インドのダラムサラに「チベット亡命政府」をうちたて、今もダラムサラで暮らしている。
3月、中国政府はダライ・ラマについて…
中国外務省 毛寧 報道官「ダライ・ラマは宗教の衣をまとって反中国分裂活動に従事する政治亡命者で、チベット人民を代表する権利は全くない」
ダライ・ラマを「チベットの独立をたくらむ“分離独立主義者”」と激しく批判。
中国国内では今もタブー視されており、信仰はおろか、写真を飾ることすら厳しく禁じられている。
しかし…
中国国内で暮らすチベット族「彼は心の中の灯りのような存在です。

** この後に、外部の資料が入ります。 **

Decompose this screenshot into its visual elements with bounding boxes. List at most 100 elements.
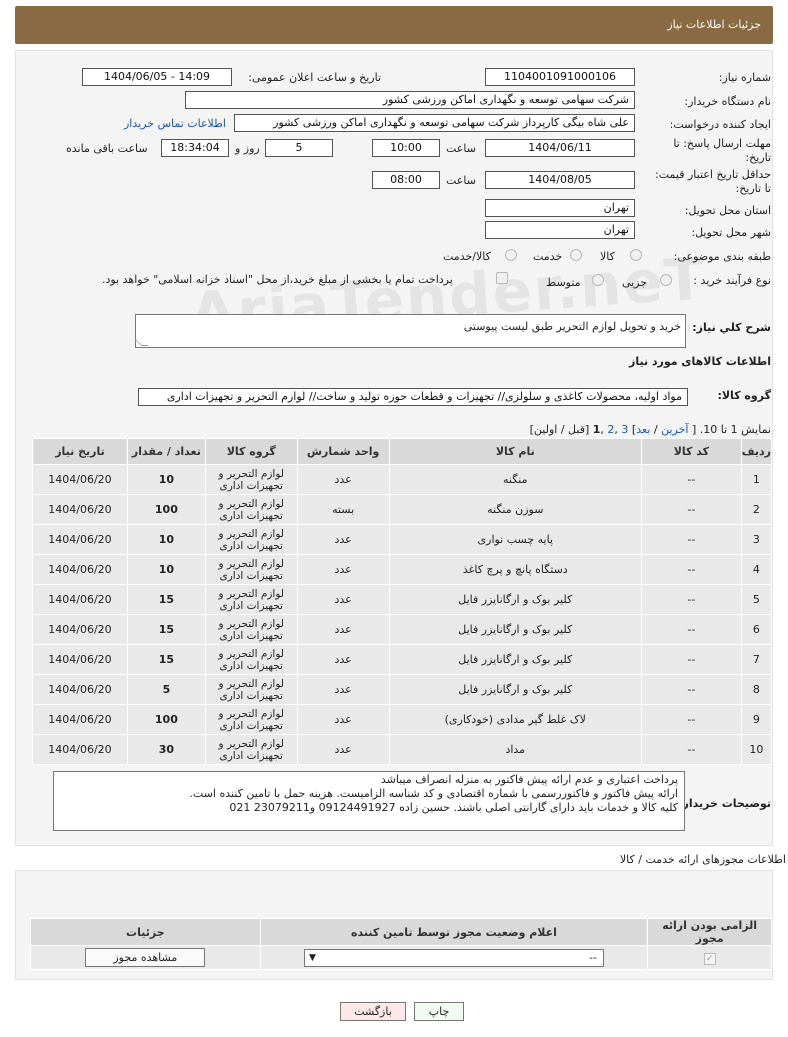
col-index: ردیف <box>740 438 773 465</box>
pagination: نمایش 1 تا 10. [ آخرین / بعد] 3 ,2 ,1 [ق… <box>529 423 771 436</box>
min-price-label-date: تا تاریخ: <box>735 182 771 195</box>
need-number-label: شماره نیاز: <box>718 71 771 84</box>
cell-name: کلیر بوک و ارگانایزر فایل <box>388 614 643 645</box>
cell-name: مداد <box>388 734 643 765</box>
cell-date: 1404/06/20 <box>32 704 128 735</box>
treasury-checkbox[interactable] <box>496 272 508 284</box>
cell-group: لوازم التحریر و تجهیزات اداری <box>204 704 298 735</box>
category-radio-goods[interactable] <box>630 249 642 261</box>
table-row: 1 -- منگنه عدد لوازم التحریر و تجهیزات اداری… <box>32 464 773 495</box>
requester-label: ایجاد کننده درخواست: <box>669 118 771 131</box>
buyer-note-line-3: کلیه کالا و خدمات باید دارای گارانتی اصل… <box>229 801 678 814</box>
back-button[interactable]: بازگشت <box>340 1002 406 1021</box>
announce-datetime-field: 1404/06/05 - 14:09 <box>82 68 232 86</box>
cell-code: -- <box>641 494 742 525</box>
cell-name: سوزن منگنه <box>388 494 643 525</box>
table-row: 8 -- کلیر بوک و ارگانایزر فایل عدد لوازم الت… <box>32 674 773 705</box>
view-permit-button[interactable]: مشاهده مجوز <box>85 948 206 967</box>
purchase-radio-minor[interactable] <box>660 274 672 286</box>
category-option-goods: کالا <box>600 250 615 263</box>
cell-unit: عدد <box>296 554 390 585</box>
buyer-note-line-1: پرداخت اعتباری و عدم ارائه پیش فاکتور به… <box>380 773 678 786</box>
cell-code: -- <box>641 524 742 555</box>
cell-unit: عدد <box>296 584 390 615</box>
min-price-time-field: 08:00 <box>372 171 440 189</box>
cell-unit: عدد <box>296 704 390 735</box>
category-radio-service[interactable] <box>570 249 582 261</box>
pagination-next[interactable]: بعد <box>636 423 650 436</box>
buyer-notes-box: پرداخت اعتباری و عدم ارائه پیش فاکتور به… <box>53 771 685 831</box>
category-option-goods-service: کالا/خدمت <box>443 250 491 263</box>
cell-group: لوازم التحریر و تجهیزات اداری <box>204 734 298 765</box>
need-number-field: 1104001091000106 <box>485 68 635 86</box>
goods-table: ردیف کد کالا نام کالا واحد شمارش گروه کا… <box>32 438 773 765</box>
cell-index: 5 <box>740 584 773 615</box>
table-row: 6 -- کلیر بوک و ارگانایزر فایل عدد لوازم الت… <box>32 614 773 645</box>
table-row: 3 -- پایه چسب نواری عدد لوازم التحریر و تجهی… <box>32 524 773 555</box>
goods-group-field: مواد اولیه، محصولات کاغذی و سلولزی// تجه… <box>138 388 688 406</box>
cell-unit: عدد <box>296 614 390 645</box>
table-row: 2 -- سوزن منگنه بسته لوازم التحریر و تجهیزات… <box>32 494 773 525</box>
buyer-org-label: نام دستگاه خریدار: <box>684 95 771 108</box>
cell-date: 1404/06/20 <box>32 614 128 645</box>
category-radio-goods-service[interactable] <box>505 249 517 261</box>
days-remaining-field: 5 <box>265 139 333 157</box>
permit-required-checkbox-icon: ✓ <box>703 952 716 965</box>
deadline-time-field: 10:00 <box>372 139 440 157</box>
cell-date: 1404/06/20 <box>32 554 128 585</box>
cell-qty: 30 <box>126 734 206 765</box>
cell-date: 1404/06/20 <box>32 494 128 525</box>
city-label: شهر محل تحویل: <box>691 226 771 239</box>
requester-field: علی شاه بیگی کارپرداز شرکت سهامی توسعه و… <box>234 114 635 132</box>
print-button[interactable]: چاپ <box>414 1002 464 1021</box>
city-field: تهران <box>485 221 635 239</box>
permit-row: ✓ -- ▼ مشاهده مجوز <box>30 945 772 970</box>
announce-label: تاریخ و ساعت اعلان عمومی: <box>248 71 381 84</box>
purchase-radio-medium[interactable] <box>592 274 604 286</box>
buyer-contact-link[interactable]: اطلاعات تماس خریدار <box>124 117 226 130</box>
cell-name: پایه چسب نواری <box>388 524 643 555</box>
pagination-prefix: نمایش 1 تا 10. [ <box>691 423 771 436</box>
desc-text: خرید و تحویل لوازم التحریر طبق لیست پیوس… <box>463 320 681 333</box>
cell-qty: 100 <box>126 494 206 525</box>
desc-textarea: خرید و تحویل لوازم التحریر طبق لیست پیوس… <box>134 314 686 348</box>
cell-index: 4 <box>740 554 773 585</box>
pagination-current: 1 <box>592 423 601 436</box>
pagination-page-3[interactable]: 3 <box>621 423 628 436</box>
permit-required-cell: ✓ <box>647 945 772 970</box>
cell-unit: عدد <box>296 674 390 705</box>
cell-name: کلیر بوک و ارگانایزر فایل <box>388 644 643 675</box>
page-title: جزئیات اطلاعات نیاز <box>667 18 761 31</box>
cell-index: 8 <box>740 674 773 705</box>
cell-name: کلیر بوک و ارگانایزر فایل <box>388 584 643 615</box>
deadline-label: مهلت ارسال پاسخ: تا <box>673 137 771 150</box>
table-row: 9 -- لاک غلط گیر مدادی (خودکاری) عدد لوازم ا… <box>32 704 773 735</box>
permit-status-value: -- <box>589 950 597 964</box>
cell-qty: 5 <box>126 674 206 705</box>
cell-index: 9 <box>740 704 773 735</box>
category-label: طبقه بندی موضوعی: <box>673 250 771 263</box>
pagination-page-2[interactable]: 2 <box>607 423 614 436</box>
deadline-time-label: ساعت <box>446 142 476 155</box>
cell-qty: 15 <box>126 584 206 615</box>
col-unit: واحد شمارش <box>296 438 390 465</box>
cell-date: 1404/06/20 <box>32 644 128 675</box>
permit-details-cell: مشاهده مجوز <box>30 945 261 970</box>
pagination-last[interactable]: آخرین <box>661 423 688 436</box>
cell-code: -- <box>641 464 742 495</box>
cell-qty: 10 <box>126 524 206 555</box>
purchase-option-minor: جزیی <box>622 276 648 289</box>
cell-date: 1404/06/20 <box>32 674 128 705</box>
buyer-org-field: شرکت سهامی توسعه و نگهداری اماکن ورزشی ک… <box>185 91 635 109</box>
remaining-label: ساعت باقی مانده <box>66 142 148 155</box>
cell-date: 1404/06/20 <box>32 464 128 495</box>
cell-code: -- <box>641 584 742 615</box>
purchase-option-medium: متوسط <box>546 276 581 289</box>
cell-index: 2 <box>740 494 773 525</box>
days-label: روز و <box>235 142 260 155</box>
permit-status-select[interactable]: -- ▼ <box>303 948 604 967</box>
cell-code: -- <box>641 734 742 765</box>
permits-table-header: الزامی بودن ارائه مجوز اعلام وضعیت مجوز … <box>30 918 772 946</box>
goods-table-header: ردیف کد کالا نام کالا واحد شمارش گروه کا… <box>32 438 773 465</box>
permit-status-cell: -- ▼ <box>259 945 649 970</box>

中国政府がどれだけ抑圧しても、チベットの人々の心の中の太陽を抑えることはできません」「彼は神のような存在ですが、ここで口にすることはできません」
信仰は、確実に息づいていた。
チベット仏教では、ダライ・ラマの死後、後継者は「生まれ変わり」を探す伝統がある。
しかし、中国政府が自分たちに都合のいいダライ・ラマを勝手に擁立して、チベットの統治に利用するのではないかと懸念されている。
実際、中国政府は1995年に亡命政府側が認定したダライ・ラマに次ぐ高僧「パンチェン・ラマ」の生まれ変わりを連れ去った上、代わりに自分たちに都合のいい人物を後継者として擁立した過去がある。
チベット亡命政府 ペンパ・ツェリン首相 「中国政府は次のダライ・ラマを重視しています。なぜなら、次のダライ・ラマをコントロールできれば、チベットの人たちをいとも簡単に支配できると思っているからです。私は中国政府に言いたいのです。あなたたちは永遠に続く頭痛の種を持ち込みたいのですかと」
「パンチェン・ラマの悲劇」は繰り返したくない。
そのためチベット亡命政府は、ダライ・ラマが90歳になる2025年7月に、自ら後継者について判断を下す可能性があるとしている。
中国で暮らすチベットの人たちは、どう思っているのだろうか?
中国国内で暮らすチベット族「彼が亡くなっても、次のダライ・ラマがいます。亡命政府が選ぶ人が、次のダライ・ラマなんです。中国政府に選ぶ権利はないのです」
ダライ・ラマが中国を去って半世紀以上。
中国で暮らすチベット族の人たちの多くは、ダライ・ラマを実際に見たことがない。
そのため、若い人からはこんな意見も聞かれました。
中国国内で暮らすチベット族「多くのチベット族の中にチベット仏教は深く根付いています」
Q.中国のチベット族はダライ・ラマがいなくても…
中国国内で暮らすチベット族「中国のチベット族は信仰を持ち続けることができるのです」
この問題について、全人代=全国人民代表大会でチベット自治区の代表団に聞いてみたが…
Q.チベット自治区政府はダライ・ラマ14世の後継を選ぶ作業をもう始めていますか?
全人代チベット自治区代表団メンバー「中央政府が決めることです」
Q.まだダライ・ラマは影響力がありますか
全人代チベット自治区代表団メンバー「取材しないでください」
Q.今年ダライ・ラマ14世は90歳になりますがどうですか
全人代チベット自治区代表団メンバー「…」
こうした中、ダライ・ラマ14世は3月に出版した著書の中で、「後継者は中国国外の自由な世界で生まれる」という見解を示した。
これに対し中国政府は、2007年に作った「生まれ変わり」には中国政府の認定が必要だという規定を持ち出し、強くけん制している。
中国外務省 毛寧 報道官「ダライ・ラマを含む全ての活仏の転生は、国家の法律や宗教儀式の規則と歴史的なルールを守るべきだ」
ダライ・ラマをめぐって繰り広げられる静かなる闘い。
半世紀以上にわたり続いてきた中国とダライ・ラマの対立は、2025年、大きな節目を迎えることになる。